I surely do miss her, my friend, my fan, my fellow rejoicer in the Lord. Perhaps my next strategy will be to just talk to her as if she were sitting in the chair in my living room?

I have to come up with something.  If I don’t, life without her is going to feel more pitiable than a lost duckling at night.  I have to find my way now without her, like I had to as a girl—feeling my way down the long, dark hallway during the night, to get to the bathroom. It was foreboding.  But this is my new assignment, to live without her here.

Yesterday I went online to a music site given me by a friend. I was thirsty to hear something beautiful. One worshipful melody led to another. My tears began to dry up. I found a group of college students in Canada (from Fountainview Academy) who sang this song. It made me feel connected to my mother.

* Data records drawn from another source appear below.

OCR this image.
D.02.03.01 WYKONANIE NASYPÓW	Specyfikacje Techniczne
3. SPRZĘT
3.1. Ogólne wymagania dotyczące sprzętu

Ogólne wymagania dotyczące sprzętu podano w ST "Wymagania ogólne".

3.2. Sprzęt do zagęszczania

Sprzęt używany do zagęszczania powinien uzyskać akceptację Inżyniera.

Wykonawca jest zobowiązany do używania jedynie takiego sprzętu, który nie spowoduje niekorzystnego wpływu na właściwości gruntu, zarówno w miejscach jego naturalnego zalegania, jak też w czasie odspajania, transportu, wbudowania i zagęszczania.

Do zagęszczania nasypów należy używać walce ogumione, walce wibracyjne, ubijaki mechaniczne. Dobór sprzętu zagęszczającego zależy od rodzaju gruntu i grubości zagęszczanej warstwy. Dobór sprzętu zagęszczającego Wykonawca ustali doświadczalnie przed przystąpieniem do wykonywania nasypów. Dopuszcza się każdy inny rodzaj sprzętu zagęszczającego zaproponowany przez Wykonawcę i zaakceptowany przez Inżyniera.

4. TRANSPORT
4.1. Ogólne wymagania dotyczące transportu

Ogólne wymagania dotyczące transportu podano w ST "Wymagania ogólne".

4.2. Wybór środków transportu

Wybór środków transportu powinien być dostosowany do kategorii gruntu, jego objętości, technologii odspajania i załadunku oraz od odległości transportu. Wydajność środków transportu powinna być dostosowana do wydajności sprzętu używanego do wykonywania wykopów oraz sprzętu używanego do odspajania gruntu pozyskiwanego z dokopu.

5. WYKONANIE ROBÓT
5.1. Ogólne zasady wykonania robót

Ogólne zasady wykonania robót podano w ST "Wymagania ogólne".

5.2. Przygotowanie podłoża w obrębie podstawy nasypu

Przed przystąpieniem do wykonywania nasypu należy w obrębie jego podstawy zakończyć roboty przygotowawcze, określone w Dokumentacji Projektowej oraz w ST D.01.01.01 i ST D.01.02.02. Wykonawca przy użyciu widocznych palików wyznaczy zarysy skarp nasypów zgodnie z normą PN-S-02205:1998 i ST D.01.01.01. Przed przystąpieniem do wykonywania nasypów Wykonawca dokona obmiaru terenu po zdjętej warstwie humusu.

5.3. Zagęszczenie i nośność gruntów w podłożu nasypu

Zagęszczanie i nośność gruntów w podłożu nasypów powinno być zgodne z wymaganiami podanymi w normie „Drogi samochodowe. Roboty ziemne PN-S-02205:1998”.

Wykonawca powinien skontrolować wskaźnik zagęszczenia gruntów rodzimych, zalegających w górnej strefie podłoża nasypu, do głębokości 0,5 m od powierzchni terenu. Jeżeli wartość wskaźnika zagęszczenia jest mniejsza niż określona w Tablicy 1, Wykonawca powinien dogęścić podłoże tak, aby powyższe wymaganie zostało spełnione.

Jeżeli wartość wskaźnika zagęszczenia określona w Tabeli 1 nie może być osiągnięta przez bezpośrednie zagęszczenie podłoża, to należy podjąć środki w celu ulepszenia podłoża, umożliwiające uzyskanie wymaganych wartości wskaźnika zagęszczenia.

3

I am singing it now.  And my tears are gone.

‘Wonderful Words of Life by Phillip W. Bliss, 1874

Scriptures:  John 6: 63, 68  and Phil. 2: 15 & 16

Sing them over again to me,
Wonderful words of life,
Let me more of their beauty see,
Wonderful words of life;
Words of life and beauty
Teach me faith and duty.

Refrain:
Beautiful words, wonderful words,
Wonderful words of life;
Beautiful words, wonderful words,
Wonderful words of life.

Christ, the blessed One, gives to all
Wonderful words of life;
Sinner, list to the loving call,
Wonderful words of life;
All so freely given,
Wooing us to heaven.

Sweetly echo the Gospel call,
Wonderful words of life;
Offer pardon and peace to all,
Wonderful words of life;
Jesus, only Savior,
Sanctify us forever.

————–

In Closing:  Today a friend stopped by. As we talked, I remembered a strategy for what to do when something has overwhelmed me.  Per chance, why not apply it to my sorrow?

Here it is:  Stretch out both your hands with the palms up.  Upon both of them, put the concern or trouble and pray, “Lord, what would you like to do with this? (because I can’t handle it.)”

So Lord, today I place this sorrow for Mother in my opened hands.  What would you like to do with it?  (Repeat this prayer as many times as you are troubled, and the Lord will do something astounding with it!  When I first began using this strategy, I had to put the anguish into my hands over a hundred times per day. Over time, it became less.  And then lesser still, a week later…  In time, the ________ was all gone.[Fill in the blank!]

May the Lord of Mercy bless and strengthen us for what He has assigned.